Snickelfritz

Thursday, July 26, 2012

Down Memory Lane Part 2

 

  I started school in this building.  When I was in school, all twelve grades were here.  My first grade room was on the right where the boarded up windows are and my second and third grades were in the room on the left where I had my very favorite teacher, Mrs. Farmer, who instilled in me my love of writing. 

  Now as you can see, the building has been converted into the fire department.  I am glad it is being kept up and except for the windows being covered, it looks just the same as it did back in the fifties and sixties.



  My brother, Jack, graduated in the class of 1952.  These are all the people who were in his class.  I hadn't started school yet.  This is an engraved brick at the memorial garden at the museum I talked about in the previous post.



   Because almost every teen-ager in Greens Fork detassled corn for Davis Seed Corn, the museum put this exhibit in the garden with feed sacks that were used to hold the corn.  I never got to detassle corn and always felt like I missed out on something because all my brothers and my sister had worked in the corn fields and always came home with funny stories about things that had happened during the day.  It was easy to be entertained back then.



  This was my Grandpa Pentecost's house.  I use to walk there after school sometimes and Grandpa and Aunt Ruth, who lived with him, were always glad to see me.  There were these velvet pictures on the wall that I found fascinating and would stare at them for long periods of time.  Easy entertainment.


   My best friend, Mary Jean, lived catty-corner across the street from Grandpa.  One Halloween I got to go into town and she and I went trick or treating together and we did some tricks. We thought it was really funny to throw shelled corn on porches.  We'd throw a handful and then run away giggling like we were being so bad.  Easily entertained.  I visited Mary Jean a few years ago in Oregon where she lives and it was like we had never been apart.  I would love to see her again.  She is a new Grandma and sent me her precious granddaughter's picture. 

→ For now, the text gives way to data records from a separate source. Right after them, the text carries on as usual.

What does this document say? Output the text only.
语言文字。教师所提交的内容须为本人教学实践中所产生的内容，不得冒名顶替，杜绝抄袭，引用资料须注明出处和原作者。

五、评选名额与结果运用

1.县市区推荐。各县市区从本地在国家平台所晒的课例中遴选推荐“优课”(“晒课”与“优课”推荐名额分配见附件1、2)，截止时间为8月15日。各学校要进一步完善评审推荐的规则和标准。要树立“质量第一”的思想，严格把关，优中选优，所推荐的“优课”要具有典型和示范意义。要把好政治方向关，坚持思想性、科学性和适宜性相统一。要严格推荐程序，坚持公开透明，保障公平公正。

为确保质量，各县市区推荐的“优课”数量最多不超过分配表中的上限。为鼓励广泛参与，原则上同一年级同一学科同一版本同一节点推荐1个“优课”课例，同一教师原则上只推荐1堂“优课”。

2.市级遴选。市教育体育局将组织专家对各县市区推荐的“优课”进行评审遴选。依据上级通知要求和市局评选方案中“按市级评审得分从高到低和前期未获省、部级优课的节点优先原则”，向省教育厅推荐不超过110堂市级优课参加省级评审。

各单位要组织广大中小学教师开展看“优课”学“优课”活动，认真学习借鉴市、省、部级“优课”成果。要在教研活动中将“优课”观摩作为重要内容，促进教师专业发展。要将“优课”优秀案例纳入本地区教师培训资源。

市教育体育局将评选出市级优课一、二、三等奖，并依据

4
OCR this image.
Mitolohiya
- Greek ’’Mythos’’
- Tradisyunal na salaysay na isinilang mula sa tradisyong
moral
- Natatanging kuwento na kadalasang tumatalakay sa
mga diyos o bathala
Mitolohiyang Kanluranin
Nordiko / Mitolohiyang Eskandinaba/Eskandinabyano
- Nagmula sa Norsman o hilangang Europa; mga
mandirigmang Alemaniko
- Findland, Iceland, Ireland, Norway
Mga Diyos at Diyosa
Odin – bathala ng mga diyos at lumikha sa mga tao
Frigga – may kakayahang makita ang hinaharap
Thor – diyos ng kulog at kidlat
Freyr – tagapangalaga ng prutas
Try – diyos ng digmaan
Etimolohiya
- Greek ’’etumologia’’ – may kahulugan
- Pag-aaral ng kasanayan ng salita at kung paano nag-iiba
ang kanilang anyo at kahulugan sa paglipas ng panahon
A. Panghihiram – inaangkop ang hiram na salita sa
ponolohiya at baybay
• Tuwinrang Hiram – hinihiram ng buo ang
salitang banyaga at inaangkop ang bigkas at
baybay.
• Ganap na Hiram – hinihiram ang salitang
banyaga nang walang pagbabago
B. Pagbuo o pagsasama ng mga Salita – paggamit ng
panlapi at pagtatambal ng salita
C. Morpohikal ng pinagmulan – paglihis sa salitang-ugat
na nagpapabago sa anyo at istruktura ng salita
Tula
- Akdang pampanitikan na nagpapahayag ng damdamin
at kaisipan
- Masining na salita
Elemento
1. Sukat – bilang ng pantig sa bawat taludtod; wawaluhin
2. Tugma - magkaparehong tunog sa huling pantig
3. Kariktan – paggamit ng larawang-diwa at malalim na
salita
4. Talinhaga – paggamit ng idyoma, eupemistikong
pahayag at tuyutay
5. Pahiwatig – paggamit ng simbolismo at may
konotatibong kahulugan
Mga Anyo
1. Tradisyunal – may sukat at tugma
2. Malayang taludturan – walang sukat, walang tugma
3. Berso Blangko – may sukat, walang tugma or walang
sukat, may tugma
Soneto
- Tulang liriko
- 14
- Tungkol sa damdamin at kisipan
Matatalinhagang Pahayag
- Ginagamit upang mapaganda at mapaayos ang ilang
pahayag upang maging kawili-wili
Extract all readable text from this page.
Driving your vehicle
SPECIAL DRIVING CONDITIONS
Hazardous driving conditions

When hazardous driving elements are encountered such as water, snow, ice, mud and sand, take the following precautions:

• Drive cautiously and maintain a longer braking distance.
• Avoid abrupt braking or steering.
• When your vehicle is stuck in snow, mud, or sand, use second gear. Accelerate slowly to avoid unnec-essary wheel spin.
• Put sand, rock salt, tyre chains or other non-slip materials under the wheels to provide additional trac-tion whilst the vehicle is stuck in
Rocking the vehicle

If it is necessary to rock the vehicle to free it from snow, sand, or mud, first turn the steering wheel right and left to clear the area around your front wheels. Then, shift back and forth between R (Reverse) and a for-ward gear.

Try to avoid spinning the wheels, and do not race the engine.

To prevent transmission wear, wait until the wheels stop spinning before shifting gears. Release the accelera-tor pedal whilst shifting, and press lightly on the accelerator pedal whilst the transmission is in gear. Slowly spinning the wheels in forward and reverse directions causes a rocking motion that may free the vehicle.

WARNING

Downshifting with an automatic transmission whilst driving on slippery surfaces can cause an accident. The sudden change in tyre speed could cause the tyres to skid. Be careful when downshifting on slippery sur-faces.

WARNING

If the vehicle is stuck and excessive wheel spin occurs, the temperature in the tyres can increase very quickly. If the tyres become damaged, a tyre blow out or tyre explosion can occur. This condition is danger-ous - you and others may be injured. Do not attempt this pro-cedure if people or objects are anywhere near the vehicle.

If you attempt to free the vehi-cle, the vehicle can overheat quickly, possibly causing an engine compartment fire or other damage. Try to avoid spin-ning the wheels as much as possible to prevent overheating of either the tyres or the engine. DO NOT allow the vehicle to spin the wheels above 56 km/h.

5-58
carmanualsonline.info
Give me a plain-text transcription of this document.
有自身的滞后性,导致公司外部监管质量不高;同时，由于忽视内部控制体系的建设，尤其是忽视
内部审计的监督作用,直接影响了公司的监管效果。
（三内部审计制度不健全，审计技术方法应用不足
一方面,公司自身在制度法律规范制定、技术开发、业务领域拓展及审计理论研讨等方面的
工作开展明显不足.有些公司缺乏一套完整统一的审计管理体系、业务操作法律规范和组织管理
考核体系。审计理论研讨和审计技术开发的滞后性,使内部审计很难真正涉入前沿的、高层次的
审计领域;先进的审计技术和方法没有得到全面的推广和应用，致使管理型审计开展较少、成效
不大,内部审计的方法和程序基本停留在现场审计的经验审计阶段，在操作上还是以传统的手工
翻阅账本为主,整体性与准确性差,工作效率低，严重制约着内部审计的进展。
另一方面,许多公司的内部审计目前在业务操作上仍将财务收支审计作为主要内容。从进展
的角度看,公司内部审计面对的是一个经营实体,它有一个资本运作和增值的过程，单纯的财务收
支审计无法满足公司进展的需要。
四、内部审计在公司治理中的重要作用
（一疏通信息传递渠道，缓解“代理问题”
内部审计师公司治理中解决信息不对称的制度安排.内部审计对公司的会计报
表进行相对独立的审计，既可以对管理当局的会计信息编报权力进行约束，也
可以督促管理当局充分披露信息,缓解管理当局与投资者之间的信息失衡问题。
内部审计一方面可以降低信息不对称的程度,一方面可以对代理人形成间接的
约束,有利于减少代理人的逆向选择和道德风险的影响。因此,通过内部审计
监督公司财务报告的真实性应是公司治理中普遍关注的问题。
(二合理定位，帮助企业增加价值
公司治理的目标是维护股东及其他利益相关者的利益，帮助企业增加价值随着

  We drove over to Hagerstown where Mother would take us to the library every two weeks.  I loved going here, the smell of the books, the old ladies who stamped our books, the quietness.  I would get an armload of books and take them home and read them all in two weeks sitting on the front porch swing going back and forth lazily.  I loved reading and still do.  Can't have a day without a book to read.   I was so glad to see the library was still there and they had built on a beautiful new addition onto it.  It's nice to know people still read real books.

  Here are the bleachers where David's and my history began. It was at the first football game of the year and I was sitting with my girlfriends when David sat behind us and started picking on us.  I tried to ignore him, but he wouldn't be ignored.  That Sunday his cousin asked me to go to the movies with her and David and we haven't been apart since, except when he was doing military training.  He asked me to go steady in the parking lot of this football field.  Does anyone go steady anymore?  They really should.  It is fun.



   Because David's parents and family had moved to the Virgin Islands and he didn't want to go, he ended up living here his senior year with his grandpa and grandma.  I loved his grandparents.  His grandma made the best dried beef gravy, had the prettiest garden and told us stories about Greens Fork.  She liked to cut jokes out of the newspaper and would read them to us.  David gave me a  birthday party here.

    Years later, we got married and lived in the apartment I showed you before and then moved to a little three room house in the country which we bought for the grand price of $3000.  Can't even get a car for that anymore.  The little house is gone now and a new house is built right behind where it had been.  We had about an acre of land, a little stream ran through the property and a woods was across the road.  The shower was in the basement and the bathroom was no bigger than a closet.  I loved that place.  We were so happy there, but after one baby and another on the way we had to find a bigger house.



  The bigger place was up this hill.  We couldn't see the house because all the trees have grown up.  David wanted to just drive up and see it, but when we lived there I didn't like it when people would drive up there because they didn't know a house was there and I didn't want to do that to the people who live there now.  It is a two story house which has a beautiful view of a lake below the hill.


   This is the lake.  It use to be a public swimming beach, but that closed long ago.  Now it's a swimming hole for wild ducks and Canadian geese.  While we were there, several geese landed skidding along on the water like they were on water skies.  I use to take the kids to this park and we would walk all over and they would play at the playground.  It was so nice having this right below our house.



    There use to be a train track below our house.  Now it is a walking path.  Down that path there were the best black raspberry patches.  I would walk back there with the neighbor girls(It wasn't nice like this then) and we would pick buckets of raspberries. 


  In closing I will show you the little church where David and I were married.  The Greens Fork United Methodist church.  We got married by two preachers.  Had to be extra sure it would take.  I guess it did as we will celebrate our 45th anniversary next year.  I went to this church almost all my life until we moved away. 

    I have been blessed with so many happy memories.  Hope you have been too.  Bye.